Female Wistar rats (60–80 g) were procured from the ICMR -National Institute of Nutrition in Hyderabad, India. The work design was approved by the Institute’s Animal Ethical Committee (IGIB/IAEC/3/3/Mar 2023). The animals were randomly divided into four groups (n = 4). The untreated group/ healthy control (HC) (Group 1), Collagen-Induced Arthritis (CIA) (Group 2), vehicle control (VC + CIA) (Group 3), and GUDCA treated (CIA + GUDCA) (Group 4). CIA rats (Except the HC group) were then induced with 2 mg/ml collagen (Type II) from chicken (Sigma, USA). GUDCA was administered at 800 µg/Kg of rat body weight mixed with corn oil/ benzyl alcohol (95:5 v/v) and was injected subcutaneously [25, 26]. (See details in supplementary file)

Measurement of CIA induction in experimental groups and detection of RA

Throughout the study, paw volume and arthritis index (AI) were assessed in individual animals to monitor disease progression from day 0th to day 28th [27]. Splenic index and liver index were calculated for each rat as the ratio of the spleen/liver: body weight [28]. (See details in supplementary file)

Enzyme-linked immunosorbent assay (ELISA) of cytokines in plasma

Rat plasma was separated and added (100 µl) to the pre-coated ELISA plate, followed by the manufacturer’s guidelines. TNFα, IL(Interleukin)1β, and IL-6 cytokines were quantified using ELISA kits (ELK Biotechnology, China) [12].

Hematoxylin and eosin staining (H & E)

Rat synovium was sliced and fixed in 10% formalin, fixed in the paraffin block, sliced (5 μm thick) using a microtome, and slides were prepared. Slides were viewed under a Nikon microscope. Images of the slides at 10X magnification were taken, and Image-J software was used to analyze the images [25] (See details in supplementary file).

Western blot analysis of the CIA model rat plasma

The blood samples were drawn through direct heart puncture and collected in EDTA coated vacutainer tubes (BD, Franklin Lakes, NJ, USA), and plasma was separated. Similarly, synovial tissue was collected and crushed in liquid nitrogen from each rat, and the lysate was prepared in RIPA buffer and centrifuge; further supernatant was stored at -80 °C for further analysis. For WB analysis, the total protein (10 µg) concentration was run on the gel as mentioned above [29] (See details in supplementary file).

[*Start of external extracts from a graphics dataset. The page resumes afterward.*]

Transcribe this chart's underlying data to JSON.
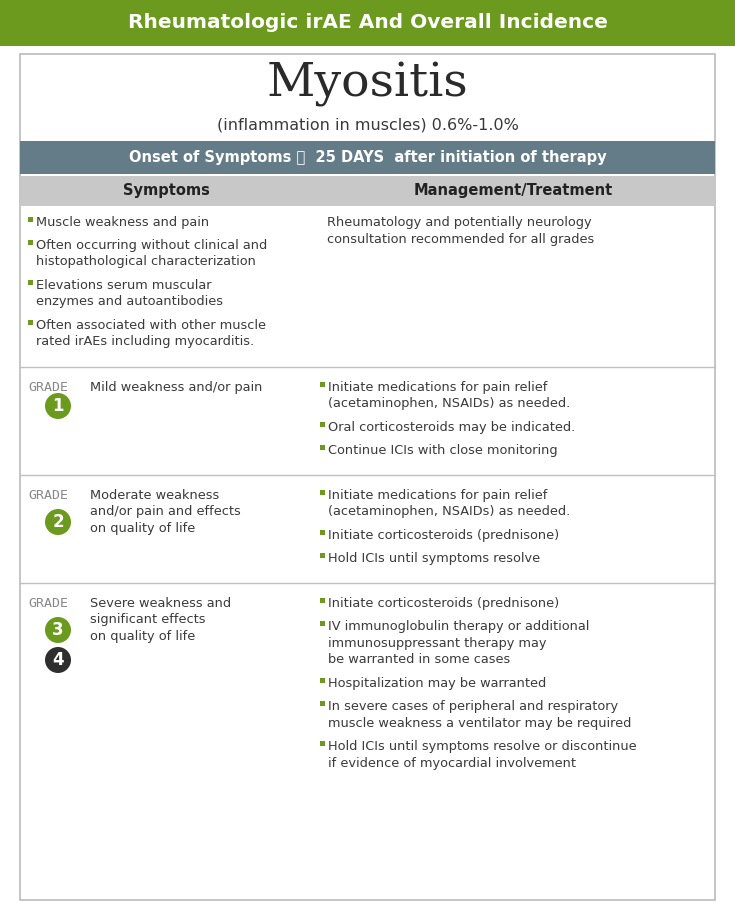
{
  "title_banner": "Rheumatologic irAE And Overall Incidence",
  "title_banner_bg": "#6b9a1e",
  "title_banner_color": "#ffffff",
  "main_title": "Myositis",
  "main_subtitle": "(inflammation in muscles) 0.6%-1.0%",
  "onset_banner_pre": "Onset of Symptoms ⌛  ",
  "onset_banner_bold": "25 DAYS",
  "onset_banner_post": "  after initiation of therapy",
  "onset_banner_bg": "#637c88",
  "onset_banner_color": "#ffffff",
  "header_bg": "#c8c8c8",
  "col1_header": "Symptoms",
  "col2_header": "Management/Treatment",
  "bg_color": "#ffffff",
  "text_color": "#3a3a3a",
  "bullet_color": "#6b9a1e",
  "grade_label_color": "#888888",
  "divider_color": "#c0c0c0",
  "grade_circle_green": "#6b9a1e",
  "grade_circle_dark": "#2e2e2e",
  "general_symptoms": [
    "Muscle weakness and pain",
    "Often occurring without clinical and\nhistopathological characterization",
    "Elevations serum muscular\nenzymes and autoantibodies",
    "Often associated with other muscle\nrated irAEs including myocarditis."
  ],
  "general_management": "Rheumatology and potentially neurology\nconsultation recommended for all grades",
  "grade1_symptom": "Mild weakness and/or pain",
  "grade1_management": [
    "Initiate medications for pain relief\n(acetaminophen, NSAIDs) as needed.",
    "Oral corticosteroids may be indicated.",
    "Continue ICIs with close monitoring"
  ],
  "grade2_symptom": "Moderate weakness\nand/or pain and effects\non quality of life",
  "grade2_management": [
    "Initiate medications for pain relief\n(acetaminophen, NSAIDs) as needed.",
    "Initiate corticosteroids (prednisone)",
    "Hold ICIs until symptoms resolve"
  ],
  "grade34_symptom": "Severe weakness and\nsignificant effects\non quality of life",
  "grade34_management": [
    "Initiate corticosteroids (prednisone)",
    "IV immunoglobulin therapy or additional\nimmunosuppressant therapy may\nbe warranted in some cases",
    "Hospitalization may be warranted",
    "In severe cases of peripheral and respiratory\nmuscle weakness a ventilator may be required",
    "Hold ICIs until symptoms resolve or discontinue\nif evidence of myocardial involvement"
  ],
  "figwidth": 7.35,
  "figheight": 9.08,
  "dpi": 100
}
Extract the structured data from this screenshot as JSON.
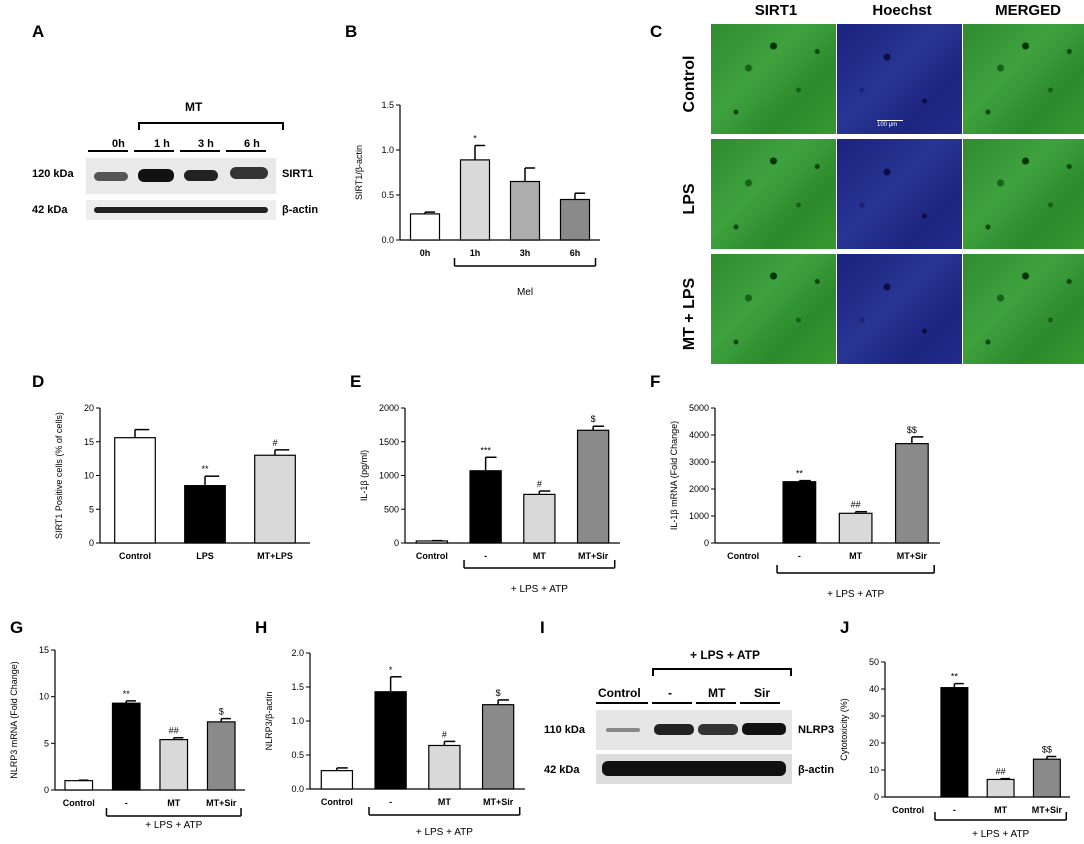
{
  "panel_letters": {
    "A": "A",
    "B": "B",
    "C": "C",
    "D": "D",
    "E": "E",
    "F": "F",
    "G": "G",
    "H": "H",
    "I": "I",
    "J": "J"
  },
  "blot_a": {
    "treatment": "MT",
    "lanes": [
      "0h",
      "1 h",
      "3 h",
      "6 h"
    ],
    "size_top": "120 kDa",
    "size_bottom": "42 kDa",
    "protein_top": "SIRT1",
    "protein_bottom": "β-actin"
  },
  "microscopy_c": {
    "columns": [
      "SIRT1",
      "Hoechst",
      "MERGED"
    ],
    "rows": [
      "Control",
      "LPS",
      "MT + LPS"
    ],
    "scale_label": "100 μm"
  },
  "blot_i": {
    "treatment": "+ LPS + ATP",
    "lanes": [
      "Control",
      "-",
      "MT",
      "Sir"
    ],
    "size_top": "110 kDa",
    "size_bottom": "42 kDa",
    "protein_top": "NLRP3",
    "protein_bottom": "β-actin"
  },
  "chart_data": [
    {
      "id": "B",
      "type": "bar",
      "categories": [
        "0h",
        "1h",
        "3h",
        "6h"
      ],
      "values": [
        0.29,
        0.89,
        0.65,
        0.45
      ],
      "errors": [
        0.02,
        0.16,
        0.15,
        0.07
      ],
      "marks": [
        "",
        "*",
        "",
        ""
      ],
      "colors": [
        "#ffffff",
        "#d9d9d9",
        "#adadad",
        "#8a8a8a"
      ],
      "ylabel": "SIRT1/β-actin",
      "ylim": [
        0,
        1.5
      ],
      "yticks": [
        "0.0",
        "0.5",
        "1.0",
        "1.5"
      ],
      "bracket_label": "Mel",
      "bracket_from": 1,
      "bracket_to": 3
    },
    {
      "id": "D",
      "type": "bar",
      "categories": [
        "Control",
        "LPS",
        "MT+LPS"
      ],
      "values": [
        15.6,
        8.5,
        13.0
      ],
      "errors": [
        1.2,
        1.4,
        0.8
      ],
      "marks": [
        "",
        "**",
        "#"
      ],
      "colors": [
        "#ffffff",
        "#000000",
        "#d9d9d9"
      ],
      "ylabel": "SIRT1 Positive cells (% of cells)",
      "ylim": [
        0,
        20
      ],
      "yticks": [
        "0",
        "5",
        "10",
        "15",
        "20"
      ]
    },
    {
      "id": "E",
      "type": "bar",
      "categories": [
        "Control",
        "-",
        "MT",
        "MT+Sir"
      ],
      "values": [
        30,
        1070,
        720,
        1670
      ],
      "errors": [
        5,
        200,
        50,
        60
      ],
      "marks": [
        "",
        "***",
        "#",
        "$"
      ],
      "colors": [
        "#ffffff",
        "#000000",
        "#d9d9d9",
        "#8a8a8a"
      ],
      "ylabel": "IL-1β (pg/ml)",
      "ylim": [
        0,
        2000
      ],
      "yticks": [
        "0",
        "500",
        "1000",
        "1500",
        "2000"
      ],
      "bracket_label": "+ LPS + ATP",
      "bracket_from": 1,
      "bracket_to": 3
    },
    {
      "id": "F",
      "type": "bar",
      "categories": [
        "Control",
        "-",
        "MT",
        "MT+Sir"
      ],
      "values": [
        0,
        2270,
        1100,
        3680
      ],
      "errors": [
        0,
        40,
        60,
        250
      ],
      "marks": [
        "",
        "**",
        "##",
        "$$"
      ],
      "colors": [
        "#ffffff",
        "#000000",
        "#d9d9d9",
        "#8a8a8a"
      ],
      "ylabel": "IL-1β mRNA (Fold Change)",
      "ylim": [
        0,
        5000
      ],
      "yticks": [
        "0",
        "1000",
        "2000",
        "3000",
        "4000",
        "5000"
      ],
      "bracket_label": "+ LPS + ATP",
      "bracket_from": 1,
      "bracket_to": 3
    },
    {
      "id": "G",
      "type": "bar",
      "categories": [
        "Control",
        "-",
        "MT",
        "MT+Sir"
      ],
      "values": [
        1.0,
        9.3,
        5.4,
        7.3
      ],
      "errors": [
        0.05,
        0.25,
        0.2,
        0.35
      ],
      "marks": [
        "",
        "**",
        "##",
        "$"
      ],
      "colors": [
        "#ffffff",
        "#000000",
        "#d9d9d9",
        "#8a8a8a"
      ],
      "ylabel": "NLRP3 mRNA (Fold Change)",
      "ylim": [
        0,
        15
      ],
      "yticks": [
        "0",
        "5",
        "10",
        "15"
      ],
      "bracket_label": "+ LPS + ATP",
      "bracket_from": 1,
      "bracket_to": 3
    },
    {
      "id": "H",
      "type": "bar",
      "categories": [
        "Control",
        "-",
        "MT",
        "MT+Sir"
      ],
      "values": [
        0.27,
        1.43,
        0.64,
        1.24
      ],
      "errors": [
        0.04,
        0.22,
        0.06,
        0.07
      ],
      "marks": [
        "",
        "*",
        "#",
        "$"
      ],
      "colors": [
        "#ffffff",
        "#000000",
        "#d9d9d9",
        "#8a8a8a"
      ],
      "ylabel": "NLRP3/β-actin",
      "ylim": [
        0,
        2.0
      ],
      "yticks": [
        "0.0",
        "0.5",
        "1.0",
        "1.5",
        "2.0"
      ],
      "bracket_label": "+ LPS + ATP",
      "bracket_from": 1,
      "bracket_to": 3
    },
    {
      "id": "J",
      "type": "bar",
      "categories": [
        "Control",
        "-",
        "MT",
        "MT+Sir"
      ],
      "values": [
        0,
        40.5,
        6.5,
        14.0
      ],
      "errors": [
        0,
        1.5,
        0.3,
        1.0
      ],
      "marks": [
        "",
        "**",
        "##",
        "$$"
      ],
      "colors": [
        "#ffffff",
        "#000000",
        "#d9d9d9",
        "#8a8a8a"
      ],
      "ylabel": "Cytotoxicity (%)",
      "ylim": [
        0,
        50
      ],
      "yticks": [
        "0",
        "10",
        "20",
        "30",
        "40",
        "50"
      ],
      "bracket_label": "+ LPS + ATP",
      "bracket_from": 1,
      "bracket_to": 3
    }
  ]
}
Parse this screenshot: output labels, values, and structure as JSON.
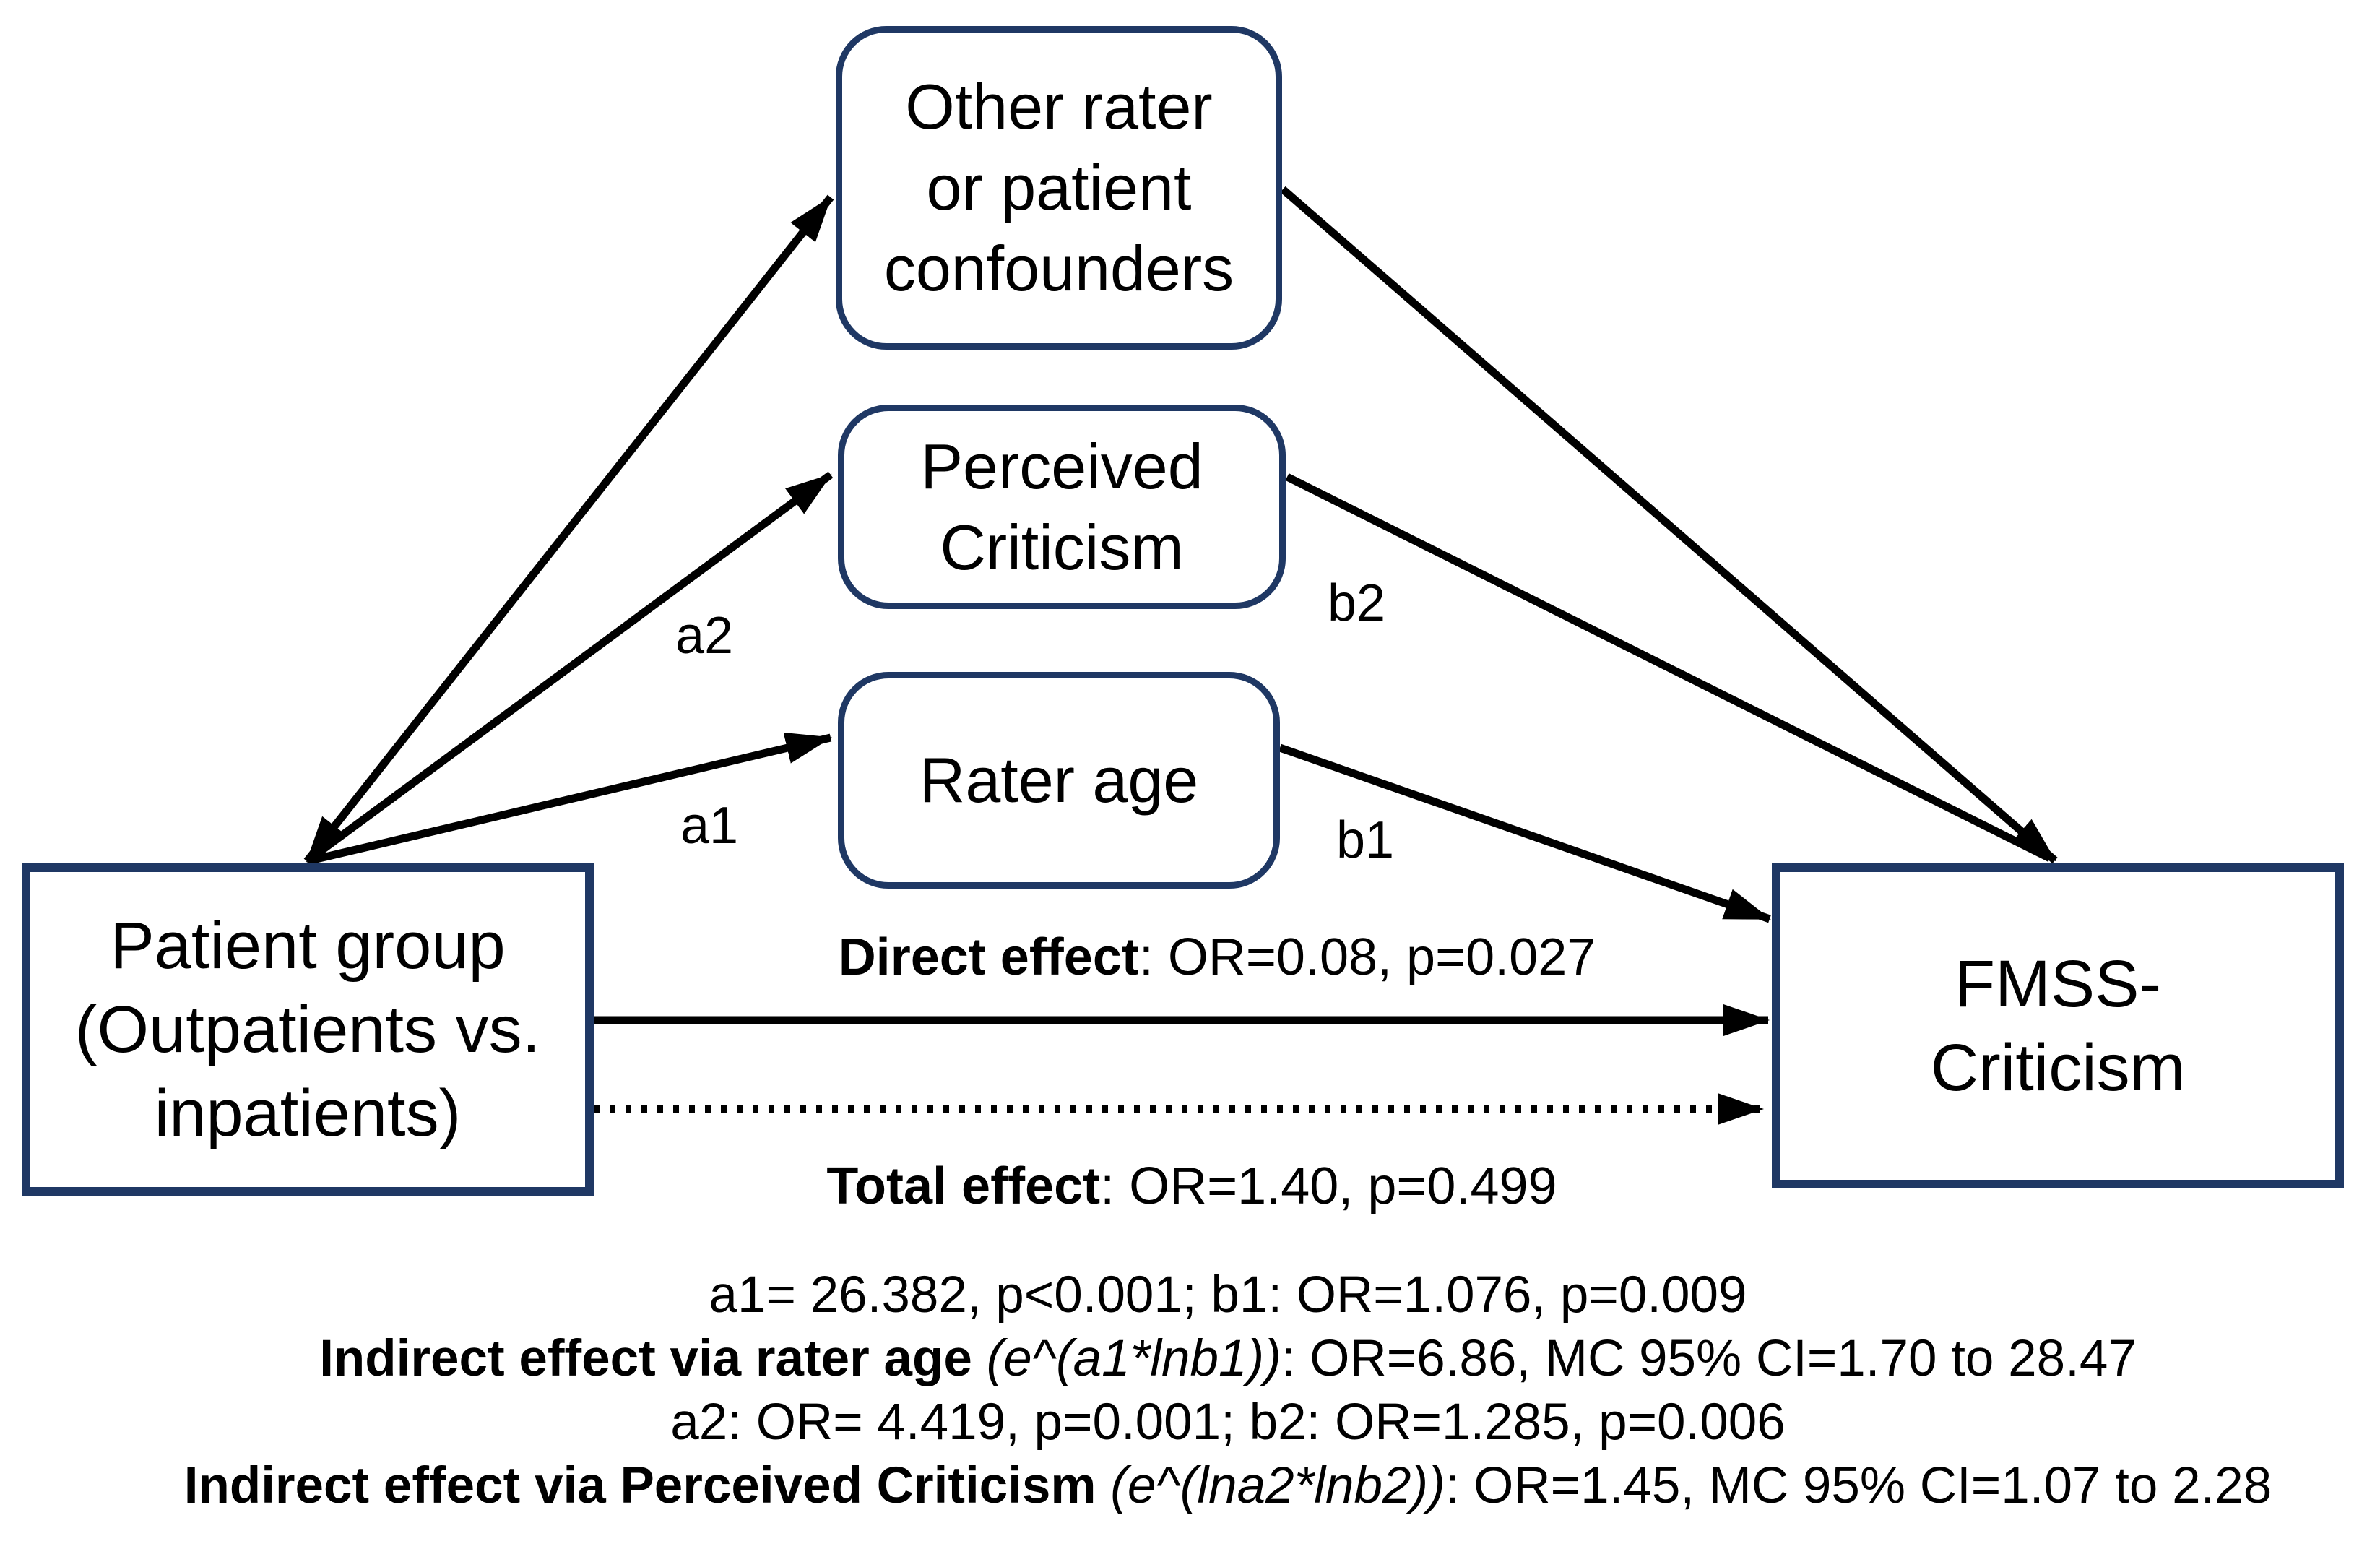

Enzyme-linked immunosorbent assay (ELISA) of synovium

The indirect ELISA was performed using synovium lysate of all groups diluted (10 µl/90µl) with coating buffer into 96-well micro-titer plates (Thermo Scientific, Nunc, USA) and incubated overnight at 4ºC and proceeded as mentioned above [29] (See details in supplementary file).

Statistical analysis

All non-parametric Mann–Whitney tests were performed using Graph pad Prism 9.0. The complete data set was analyzed using MetaboAnalyst 3.0. Pathway enrichment analysis was performed to find the related pathway with the altered metabolites. Statistical analysis was performed with the paired student’s t-test to compare the data between two groups, and ANOVA was used to compare data among multiple groups. The obtained p-values were represented by asterisks on the graph (*p ≤ 0.05, **p ≤ 0.01, ***p ≤ 0.001, ****p ≤ 0.0001). Each experiment was repeated at least three times.